I am the very first person in the history of my family to have served an LDS mission and he is the second (his mother and I are teenage converts). They Facetimed me prior to opening the call and included me in their family prayer. Their cat, Storm, was also present ("Oh, are we having some sort of family gathering here? I believe I'll join you on the sofa," said Storm.). I am just so thrilled and excited for him! He will do great. He just graduated last week from high school!

He has studied Japanese, Spanish, and Arabic. And now he gets to study Korean!

I hope TR and I can serve together one day. It is just so, SO exciting! Missionary work is the funnest thing ever!

I read this post again this morning and decided to mention that none of this is about me, although it may sound that way. I am just so HAPPY about his mission call I can't stay quiet about it. Missions are the best!

Friday, June 3, 2016

Joy on a Spring Morning

Nope, not a nature post.

I completed my obligations with my school and school district for 2015-2016 yesterday afternoon. Then I went to Round Table. Then I found out the stake presidency is asking something more so I promptly delegated all that to my two amazing counselors. And then I went to bed after talking to and praying with my husband. Without setting an alarm.

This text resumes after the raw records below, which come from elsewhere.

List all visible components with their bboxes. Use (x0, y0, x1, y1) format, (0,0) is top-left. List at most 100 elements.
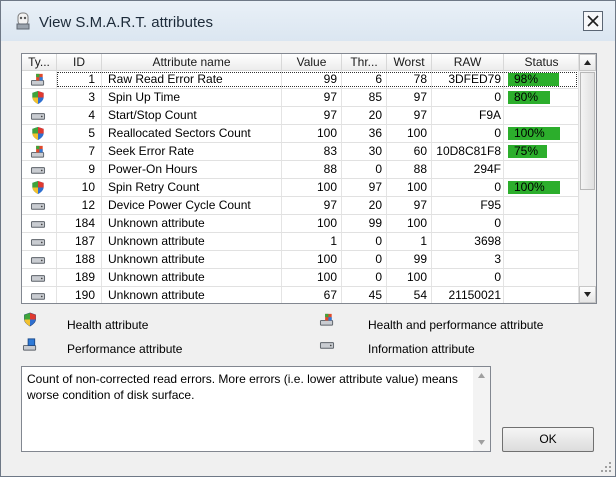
row-value: 88 (282, 161, 342, 178)
row-raw: 0 (432, 179, 504, 196)
col-header-value[interactable]: Value (282, 54, 342, 70)
row-value: 97 (282, 197, 342, 214)
row-threshold: 0 (342, 269, 387, 286)
disk-info-icon (30, 167, 46, 174)
col-header-attribute-name[interactable]: Attribute name (102, 54, 282, 70)
row-id: 3 (57, 89, 102, 106)
description-box[interactable]: Count of non-corrected read errors. More… (21, 366, 491, 452)
health-shield-icon (32, 126, 44, 141)
resize-grip-icon[interactable] (600, 461, 612, 473)
row-status (504, 197, 579, 214)
table-row[interactable]: 3 Spin Up Time 97 85 97 0 80% (22, 89, 579, 107)
table-row[interactable]: 189 Unknown attribute 100 0 100 0 (22, 269, 579, 287)
row-attribute-name: Spin Up Time (102, 89, 282, 106)
status-text: 80% (514, 90, 539, 104)
row-id: 189 (57, 269, 102, 286)
table-row[interactable]: 7 Seek Error Rate 83 30 60 10D8C81F8 75% (22, 143, 579, 161)
row-threshold: 0 (342, 233, 387, 250)
table-row[interactable]: 190 Unknown attribute 67 45 54 21150021 (22, 287, 579, 303)
row-type-cell (22, 107, 57, 124)
title-bar: View S.M.A.R.T. attributes (1, 1, 615, 41)
row-id: 7 (57, 143, 102, 160)
row-threshold: 30 (342, 143, 387, 160)
row-threshold: 20 (342, 197, 387, 214)
scroll-up-button[interactable] (579, 54, 596, 71)
row-id: 9 (57, 161, 102, 178)
row-value: 100 (282, 179, 342, 196)
row-threshold: 0 (342, 161, 387, 178)
arrow-down-icon (478, 440, 485, 445)
row-value: 67 (282, 287, 342, 303)
row-type-cell (22, 89, 57, 106)
row-attribute-name: Spin Retry Count (102, 179, 282, 196)
table-row[interactable]: 4 Start/Stop Count 97 20 97 F9A (22, 107, 579, 125)
row-raw: 3698 (432, 233, 504, 250)
row-raw: 0 (432, 215, 504, 232)
close-icon (587, 15, 599, 27)
col-header-id[interactable]: ID (57, 54, 102, 70)
row-threshold: 0 (342, 251, 387, 268)
description-scrollbar[interactable] (473, 367, 490, 451)
row-id: 187 (57, 233, 102, 250)
row-raw: 21150021 (432, 287, 504, 303)
col-header-type[interactable]: Ty... (22, 54, 57, 70)
table-row[interactable]: 1 Raw Read Error Rate 99 6 78 3DFED79 98% (22, 71, 579, 89)
row-attribute-name: Unknown attribute (102, 251, 282, 268)
row-worst: 1 (387, 233, 432, 250)
col-header-threshold[interactable]: Thr... (342, 54, 387, 70)
col-header-raw[interactable]: RAW (432, 54, 504, 70)
health-shield-icon (32, 90, 44, 105)
disk-info-icon (30, 275, 46, 282)
disk-info-icon (30, 257, 46, 264)
health-performance-icon (30, 73, 45, 86)
row-worst: 88 (387, 161, 432, 178)
col-header-worst[interactable]: Worst (387, 54, 432, 70)
row-raw: 0 (432, 125, 504, 142)
row-threshold: 36 (342, 125, 387, 142)
row-id: 184 (57, 215, 102, 232)
row-attribute-name: Unknown attribute (102, 269, 282, 286)
smart-dialog: View S.M.A.R.T. attributes Ty... ID Attr… (0, 0, 616, 477)
row-raw: 0 (432, 269, 504, 286)
row-raw: 0 (432, 89, 504, 106)
row-id: 1 (57, 71, 102, 88)
row-type-cell (22, 269, 57, 286)
row-value: 100 (282, 269, 342, 286)
row-value: 97 (282, 107, 342, 124)
status-text: 75% (514, 144, 539, 158)
table-row[interactable]: 188 Unknown attribute 100 0 99 3 (22, 251, 579, 269)
row-status: 100% (504, 125, 579, 142)
ok-button[interactable]: OK (502, 427, 594, 452)
table-scrollbar[interactable] (578, 54, 596, 303)
scroll-down-button[interactable] (579, 286, 596, 303)
row-status: 98% (504, 71, 579, 88)
table-row[interactable]: 5 Reallocated Sectors Count 100 36 100 0 100% (22, 125, 579, 143)
desc-scroll-down[interactable] (473, 434, 490, 451)
row-status: 80% (504, 89, 579, 106)
table-row[interactable]: 12 Device Power Cycle Count 97 20 97 F95 (22, 197, 579, 215)
health-shield-icon (32, 180, 44, 195)
row-type-cell (22, 143, 57, 160)
row-attribute-name: Unknown attribute (102, 287, 282, 303)
col-header-status[interactable]: Status (504, 54, 579, 70)
row-type-cell (22, 179, 57, 196)
disk-info-icon (30, 293, 46, 300)
arrow-down-icon (584, 292, 591, 297)
table-row[interactable]: 10 Spin Retry Count 100 97 100 0 100% (22, 179, 579, 197)
disk-info-icon (319, 342, 335, 349)
table-row[interactable]: 187 Unknown attribute 1 0 1 3698 (22, 233, 579, 251)
table-row[interactable]: 9 Power-On Hours 88 0 88 294F (22, 161, 579, 179)
row-id: 5 (57, 125, 102, 142)
row-type-cell (22, 125, 57, 142)
desc-scroll-up[interactable] (473, 367, 490, 384)
close-button[interactable] (583, 11, 603, 31)
row-type-cell (22, 161, 57, 178)
table-header: Ty... ID Attribute name Value Thr... Wor… (22, 54, 579, 71)
smart-attributes-table[interactable]: Ty... ID Attribute name Value Thr... Wor… (21, 53, 597, 304)
arrow-up-icon (478, 373, 485, 378)
status-text: 98% (514, 72, 539, 86)
scroll-thumb[interactable] (580, 72, 595, 190)
legend-health-performance-label: Health and performance attribute (368, 318, 544, 332)
table-row[interactable]: 184 Unknown attribute 100 99 100 0 (22, 215, 579, 233)
row-worst: 100 (387, 215, 432, 232)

I slept as LONG as I wanted. I made it to 5:36 a.m.! This is better than my usual 4:30 a.m. alarm. I took my time this morning instead of getting to the gym by the time they open at 5:00 a.m. I didn't start my workout until 7:00 a.m. And then...you know what?

I went to the GROCERY STORE!!! First time since May 7th. May has just been so demanding and I've barely been making it to the next deadline, multiple times daily. I grabbed a small cart and just immersed myself in the produce department. I chatted up the produce man (as I usually do) and he told me about their training (put the red onions between the yellow onions and white onions so everything is more eye-catching). I got mixed greens with herbs as well as fresh spinach. Apples, mushrooms, fresh raspberries (long gone by now), avocado, tomato, and Chobani. And more. I'm going to make soup. And this all brings me joy.

Eating out does not bring joy to me. Other people really think it's a nice thing, but it's not a treat to me. Just biting into something fresh and alive brings me joy. Chopping and slicing. Lots of vegetables. That's my thing.

And now that my Chobani is gone, I can think about books. What to read and how to spend my gift cards. For the first time in weeks and weeks I do not feel exhausted.